2. Run the following two SQL queries. The first computes for each region how many departments are in that that region. (More precisely: for each region how many records there are in depts with that region.):
```
     select depts.region, count(*)
     from depts
     group by depts.region
```
  The second computes for each region how many products have been sold by departments in that region:
```
     select depts.region, count(*)
     from depts, depts_prods
     where depts.did = depts_prods.did 
      group by depts.region
```
  Turn in the following information for each of the two queries: the estimated running time and the actual running time.
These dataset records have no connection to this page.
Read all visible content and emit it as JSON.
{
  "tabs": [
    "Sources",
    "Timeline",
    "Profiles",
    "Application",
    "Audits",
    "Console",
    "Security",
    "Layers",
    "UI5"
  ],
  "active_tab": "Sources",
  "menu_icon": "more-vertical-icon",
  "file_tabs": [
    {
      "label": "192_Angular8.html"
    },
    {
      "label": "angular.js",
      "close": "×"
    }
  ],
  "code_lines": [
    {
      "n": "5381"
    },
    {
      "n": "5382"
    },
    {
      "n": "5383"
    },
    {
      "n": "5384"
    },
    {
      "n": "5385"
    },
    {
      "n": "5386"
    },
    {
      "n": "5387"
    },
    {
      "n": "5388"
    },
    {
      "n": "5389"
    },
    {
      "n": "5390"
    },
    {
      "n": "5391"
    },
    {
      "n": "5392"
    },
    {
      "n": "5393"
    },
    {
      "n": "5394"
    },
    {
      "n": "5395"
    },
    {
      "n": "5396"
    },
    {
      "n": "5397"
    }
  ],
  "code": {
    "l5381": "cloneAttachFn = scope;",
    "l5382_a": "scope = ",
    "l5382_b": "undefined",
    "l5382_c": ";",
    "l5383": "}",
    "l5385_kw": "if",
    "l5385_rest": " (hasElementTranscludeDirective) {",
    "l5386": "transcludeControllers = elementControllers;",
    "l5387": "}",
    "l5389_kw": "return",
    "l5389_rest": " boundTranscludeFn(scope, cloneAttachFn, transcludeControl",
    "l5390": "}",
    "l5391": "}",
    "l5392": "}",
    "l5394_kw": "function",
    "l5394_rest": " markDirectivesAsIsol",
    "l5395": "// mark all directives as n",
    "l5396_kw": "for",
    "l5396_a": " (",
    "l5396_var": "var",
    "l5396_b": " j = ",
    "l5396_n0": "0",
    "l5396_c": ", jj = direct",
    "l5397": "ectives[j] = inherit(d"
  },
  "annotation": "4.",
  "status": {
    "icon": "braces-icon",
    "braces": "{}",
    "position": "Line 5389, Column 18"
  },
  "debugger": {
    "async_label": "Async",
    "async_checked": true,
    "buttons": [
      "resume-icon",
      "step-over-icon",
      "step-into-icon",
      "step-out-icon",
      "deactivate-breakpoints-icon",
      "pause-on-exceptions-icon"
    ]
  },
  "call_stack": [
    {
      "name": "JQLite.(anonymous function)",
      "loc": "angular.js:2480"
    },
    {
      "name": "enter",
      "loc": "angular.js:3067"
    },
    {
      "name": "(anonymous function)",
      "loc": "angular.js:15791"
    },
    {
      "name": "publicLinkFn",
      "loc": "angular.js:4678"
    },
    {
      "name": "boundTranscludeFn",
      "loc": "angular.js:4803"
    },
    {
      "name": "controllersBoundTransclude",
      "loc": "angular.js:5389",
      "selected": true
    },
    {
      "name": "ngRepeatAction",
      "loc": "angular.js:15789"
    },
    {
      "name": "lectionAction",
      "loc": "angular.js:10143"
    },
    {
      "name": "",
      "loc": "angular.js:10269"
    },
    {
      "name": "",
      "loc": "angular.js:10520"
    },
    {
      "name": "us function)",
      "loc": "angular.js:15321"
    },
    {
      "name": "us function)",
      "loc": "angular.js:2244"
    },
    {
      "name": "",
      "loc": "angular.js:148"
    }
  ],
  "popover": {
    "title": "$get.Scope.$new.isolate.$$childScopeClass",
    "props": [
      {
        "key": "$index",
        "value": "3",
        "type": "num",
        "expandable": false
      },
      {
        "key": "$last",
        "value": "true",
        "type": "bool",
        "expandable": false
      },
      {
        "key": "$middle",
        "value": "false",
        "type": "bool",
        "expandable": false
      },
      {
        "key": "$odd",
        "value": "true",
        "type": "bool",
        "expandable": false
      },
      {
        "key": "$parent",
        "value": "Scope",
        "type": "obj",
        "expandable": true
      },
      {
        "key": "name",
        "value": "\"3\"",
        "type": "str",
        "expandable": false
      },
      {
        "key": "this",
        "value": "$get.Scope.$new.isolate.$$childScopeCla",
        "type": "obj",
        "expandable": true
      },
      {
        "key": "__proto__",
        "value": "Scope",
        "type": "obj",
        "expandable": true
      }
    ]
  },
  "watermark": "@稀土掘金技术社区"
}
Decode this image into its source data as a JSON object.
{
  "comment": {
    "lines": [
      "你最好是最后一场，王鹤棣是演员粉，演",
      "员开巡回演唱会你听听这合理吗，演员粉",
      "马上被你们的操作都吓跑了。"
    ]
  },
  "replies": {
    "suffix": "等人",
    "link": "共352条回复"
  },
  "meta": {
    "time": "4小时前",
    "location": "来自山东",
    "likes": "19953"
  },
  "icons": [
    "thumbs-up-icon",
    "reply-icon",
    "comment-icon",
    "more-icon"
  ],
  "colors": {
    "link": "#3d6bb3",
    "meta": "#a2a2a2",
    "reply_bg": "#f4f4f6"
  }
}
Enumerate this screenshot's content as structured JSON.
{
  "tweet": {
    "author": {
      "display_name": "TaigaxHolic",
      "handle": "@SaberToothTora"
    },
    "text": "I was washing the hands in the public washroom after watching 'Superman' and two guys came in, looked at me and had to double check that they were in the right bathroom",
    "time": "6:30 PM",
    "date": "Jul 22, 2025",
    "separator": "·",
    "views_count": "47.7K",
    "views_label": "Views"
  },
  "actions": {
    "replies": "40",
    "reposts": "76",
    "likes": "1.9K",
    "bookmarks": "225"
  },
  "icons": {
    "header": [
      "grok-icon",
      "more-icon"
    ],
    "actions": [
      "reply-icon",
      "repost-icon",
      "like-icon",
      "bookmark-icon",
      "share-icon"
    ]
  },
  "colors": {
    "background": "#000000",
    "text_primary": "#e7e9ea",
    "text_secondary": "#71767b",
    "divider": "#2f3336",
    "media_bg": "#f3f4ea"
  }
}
In addition, indicate what join method the query optimizer selected for the second query (i.e. you will say 'nested loop' or 'hash join' or ...).
  
  For this and the following question you need to inspect the query plan. Click on the corresponding button at the top of the Query Analyzer, or hit CTRL-L. You also need to inspect the estimated cost: click on the query plan's root node and read the 'subtree cost' (in seconds). Finally, you need to measure the actual running time: this is shown by the Query Analyzer at the bottom right; times under 1second are shown as 0.
3. Consider the following query, which computes for each region, the average price of all products sold in that region:
```
    SELECT depts.region,  avg(prods.price)
    FROM   prods, depts_prods, depts
    WHERE  depts.did = depts_prods.did and
           depts_prods.pid =  prods.pid
    GROUP BY depts.region
    
```
  Turn in the following: the query's answer, the estimated and actual running times, and the join methods selected by the query optimizer for the two joins.
4. Inspect the query plan at point (c) again: there are two aggregate operators instead of one ! We will refer to them as the 'left' and the 'right' aggregate operator. Indicate which of the two operators is redundant, i.e. could be removed from the query plan and the query would still be correct (you have to say 'the left aggregate operator is redundant' or 'the right aggregate operator is redundant'). Next, explain why the query optimizer introduced that redundant aggregate operator. Finally, give the algebraic equation from the class notes that justifies the introduction of this redundant aggregate operator.
5. Consider the following two join queries:
```
    SELECT depts.region, depts_prods.did
    FROM depts, depts_prods
    WHERE depts.did =  depts_prods.did
    
```
  and
```
    SELECT count(*)
    FROM depts, depts_prods
    WHERE depts.did =  depts_prods.did
    
```
  Report the estimated and actual running times for both queries. The first query may take significantly longer than the second: abort it if it runs over 3-4 minutes (it should terminate before that, however). Explain briefly why it takes so much longer, even though the queries are similar.. Report the number of estimated tuples in the first query, and the actual number of tuples returned by the first query (you can find out the latter even if you have to abort it).
  
  At this point you may want to play with additional queries, check their plans and their running times.
6. Now create four indexes, on the DID and PID attributes. Check the books-online pages for the syntax of the CREATE INDEX command. Create clustered indexes on each of the tables depts and prods, and unclustered indexes on detps_prods. Remember that neither DID nor PID are unique attributes, in any of the tables. Answer questions (b) and (c) again, on the database with indexes. Indicate where you see significant changes.
  
  You may want to, but are not required to, play and design different types of indexes (e.g. clustered/unclustered) and check their effectiveness on the query execution time.
[35 points] Selectivity Estimation Solve Excercise 16.4.1 (a) to (i) on page 834 (ten questions).